Bienvenue au pays du Soleil levant (et du karaoké)


Et oui, comme certains d’entre vous le savaient peut-être, je suis au Japon, le pays des sushis, des sumos, des samouraïs, et de tout un tas d’autres choses qui commencent par un s.
Le Japon, c’est avant tout un tas de petites choses, de détails. Parce qu’un pays et une culture ne peuvent pas vraiment être résumés à deux ou trois mots. Et ça m’arrange bien, parce que ça va me permettre de faire plein de posts.

Mais bon, il faut bien commencer par quelque chose, donc commençons.

Les Japonais sont extrêmement serviables. Attention, j’ai dit serviables, pas cons. Le japonais de base -que nous appelerons Pikachu pour des raisons de simplicité- ne te prêtera pas 100 balles comme ça (il faudra préalablement remplir une dizaine de formulaires). Par contre, si t’es paumé, Pikachu n’hésitera pas à te conduire jusque chez toi, et ce même s’il ne parle pas un mot d’anglais. Pikachu ramassera ton portefeuille que tu as fait tomber et courra pendant 2 kilomètres s’il le faut pour te le remettre en mains propres.
Un exemple ? D’abord, rien qu’à l’aéroport, l’étudiant de mon université d’accueil -appelons-le Toshiba- qui m’attendait parlait français.
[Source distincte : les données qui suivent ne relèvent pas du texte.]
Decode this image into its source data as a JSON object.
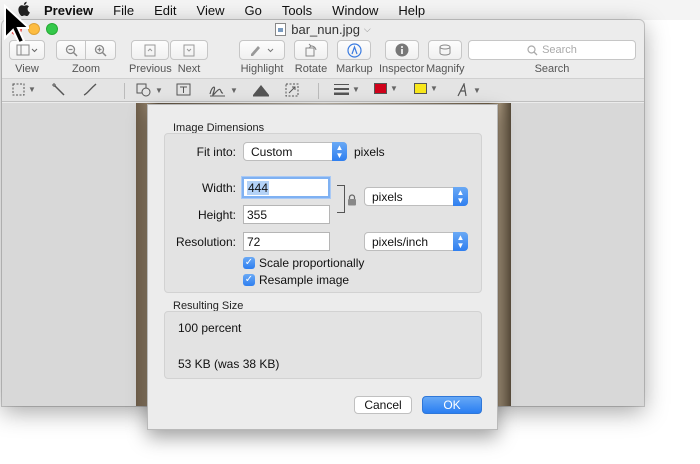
{
  "menubar": {
    "apple": "",
    "items": [
      "Preview",
      "File",
      "Edit",
      "View",
      "Go",
      "Tools",
      "Window",
      "Help"
    ]
  },
  "window": {
    "title": "bar_nun.jpg"
  },
  "toolbar": {
    "view_label": "View",
    "zoom_label": "Zoom",
    "previous_label": "Previous",
    "next_label": "Next",
    "highlight_label": "Highlight",
    "rotate_label": "Rotate",
    "markup_label": "Markup",
    "inspector_label": "Inspector",
    "magnify_label": "Magnify",
    "search_placeholder": "Search",
    "search_label": "Search"
  },
  "markup_colors": {
    "border_color": "#d0021b",
    "fill_color": "#f8e71c"
  },
  "dialog": {
    "image_dimensions_title": "Image Dimensions",
    "fit_into_label": "Fit into:",
    "fit_into_value": "Custom",
    "fit_into_unit": "pixels",
    "width_label": "Width:",
    "width_value": "444",
    "height_label": "Height:",
    "height_value": "355",
    "size_unit": "pixels",
    "resolution_label": "Resolution:",
    "resolution_value": "72",
    "resolution_unit": "pixels/inch",
    "scale_proportionally": "Scale proportionally",
    "resample_image": "Resample image",
    "resulting_size_title": "Resulting Size",
    "result_percent": "100 percent",
    "result_size": "53 KB (was 38 KB)",
    "cancel_label": "Cancel",
    "ok_label": "OK"
  }
}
Et pas un français façon Tarzan, Van Damme ou Joey Starr. Du vrai français qui sent bon le camembert. Après 2 ans d’études de la langue.
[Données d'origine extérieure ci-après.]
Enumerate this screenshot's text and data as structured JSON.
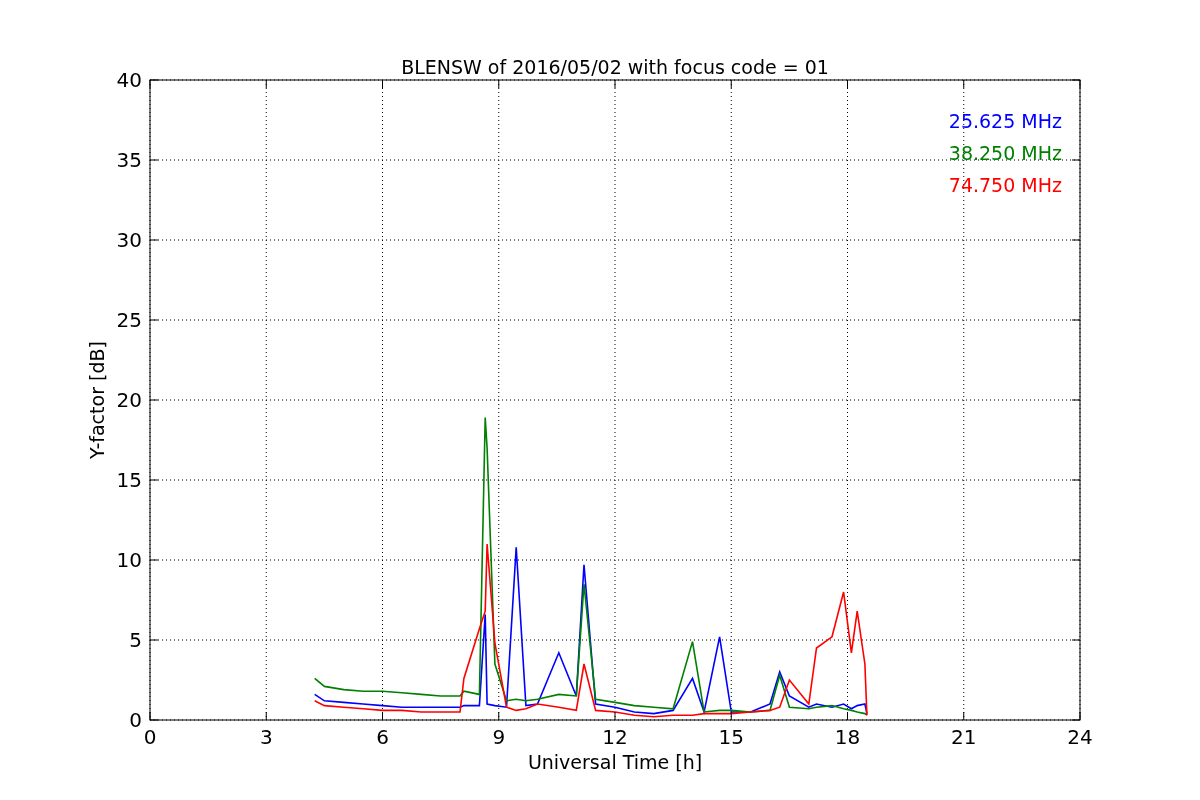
{
  "chart_data": {
    "type": "line",
    "title": "BLENSW of 2016/05/02 with focus code = 01",
    "xlabel": "Universal Time [h]",
    "ylabel": "Y-factor [dB]",
    "x": [
      4.25,
      4.5,
      5,
      5.5,
      6,
      6.5,
      7,
      7.5,
      8,
      8.1,
      8.5,
      8.65,
      8.7,
      8.9,
      9.2,
      9.45,
      9.7,
      10,
      10.55,
      11,
      11.2,
      11.5,
      12,
      12.5,
      13,
      13.5,
      14,
      14.3,
      14.7,
      15,
      15.5,
      16,
      16.25,
      16.5,
      17,
      17.2,
      17.6,
      17.9,
      18.1,
      18.25,
      18.45,
      18.5
    ],
    "series": [
      {
        "name": "25.625 MHz",
        "color": "#0000ff",
        "values": [
          1.6,
          1.2,
          1.1,
          1.0,
          0.9,
          0.8,
          0.8,
          0.8,
          0.8,
          0.9,
          0.9,
          6.6,
          1.0,
          0.9,
          0.8,
          10.8,
          0.9,
          1.0,
          4.2,
          1.5,
          9.7,
          1.0,
          0.8,
          0.5,
          0.4,
          0.6,
          2.6,
          0.5,
          5.2,
          0.5,
          0.5,
          1.0,
          3.0,
          1.5,
          0.8,
          1.0,
          0.8,
          1.0,
          0.7,
          0.9,
          1.0,
          0.4
        ]
      },
      {
        "name": "38.250 MHz",
        "color": "#008000",
        "values": [
          2.6,
          2.1,
          1.9,
          1.8,
          1.8,
          1.7,
          1.6,
          1.5,
          1.5,
          1.8,
          1.6,
          18.9,
          17,
          3.5,
          1.2,
          1.3,
          1.2,
          1.3,
          1.6,
          1.5,
          8.5,
          1.3,
          1.1,
          0.9,
          0.8,
          0.7,
          4.9,
          0.5,
          0.6,
          0.6,
          0.5,
          0.6,
          2.8,
          0.8,
          0.7,
          0.8,
          0.9,
          0.7,
          0.6,
          0.5,
          0.4,
          0.3
        ]
      },
      {
        "name": "74.750 MHz",
        "color": "#ff0000",
        "values": [
          1.2,
          0.9,
          0.8,
          0.7,
          0.6,
          0.6,
          0.5,
          0.5,
          0.5,
          2.6,
          5.7,
          6.8,
          11,
          4.8,
          0.8,
          0.6,
          0.7,
          1.0,
          0.8,
          0.6,
          3.5,
          0.6,
          0.5,
          0.3,
          0.2,
          0.3,
          0.3,
          0.4,
          0.4,
          0.4,
          0.5,
          0.6,
          0.8,
          2.5,
          1.0,
          4.5,
          5.2,
          8.0,
          4.2,
          6.8,
          3.5,
          0.3
        ]
      }
    ],
    "xlim": [
      0,
      24
    ],
    "ylim": [
      0,
      40
    ],
    "xticks": [
      0,
      3,
      6,
      9,
      12,
      15,
      18,
      21,
      24
    ],
    "yticks": [
      0,
      5,
      10,
      15,
      20,
      25,
      30,
      35,
      40
    ],
    "grid": true
  }
}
Bon, okay, autre exemple pour les sceptiques. Beaucoup de japonais ne parlent pas du tout anglais (un peu comme les français en fait), MAIS Pikachu arrivera toujours à t’expliquer avec clarté et précision qu’il fallait prendre la troisième à gauche après le rond point, puis la seconde au milieu, traverser la rivière à la nage et ouvrir la porte avec une clé à molette. Véridique.
Comme je l’ai dit, il y a une différence entre être serviable et être con. Car Pikachu aura beau t’expliquer comment monter ton meuble Ikéa sans les mains, il ne le fera pas pour toi. Question d’honneur (à moins qu’ils soient tout simplement des feignasses). Pikachu te donnera les clés pour réussir, à toi de trouver comment ouvrir la porte.
Et après une belle expression comme ça, je pense que je peux arrêter de parler pour aujourd’hui. Parce que je ne suis pas japonais, et que je ne suis pas du tout modeste.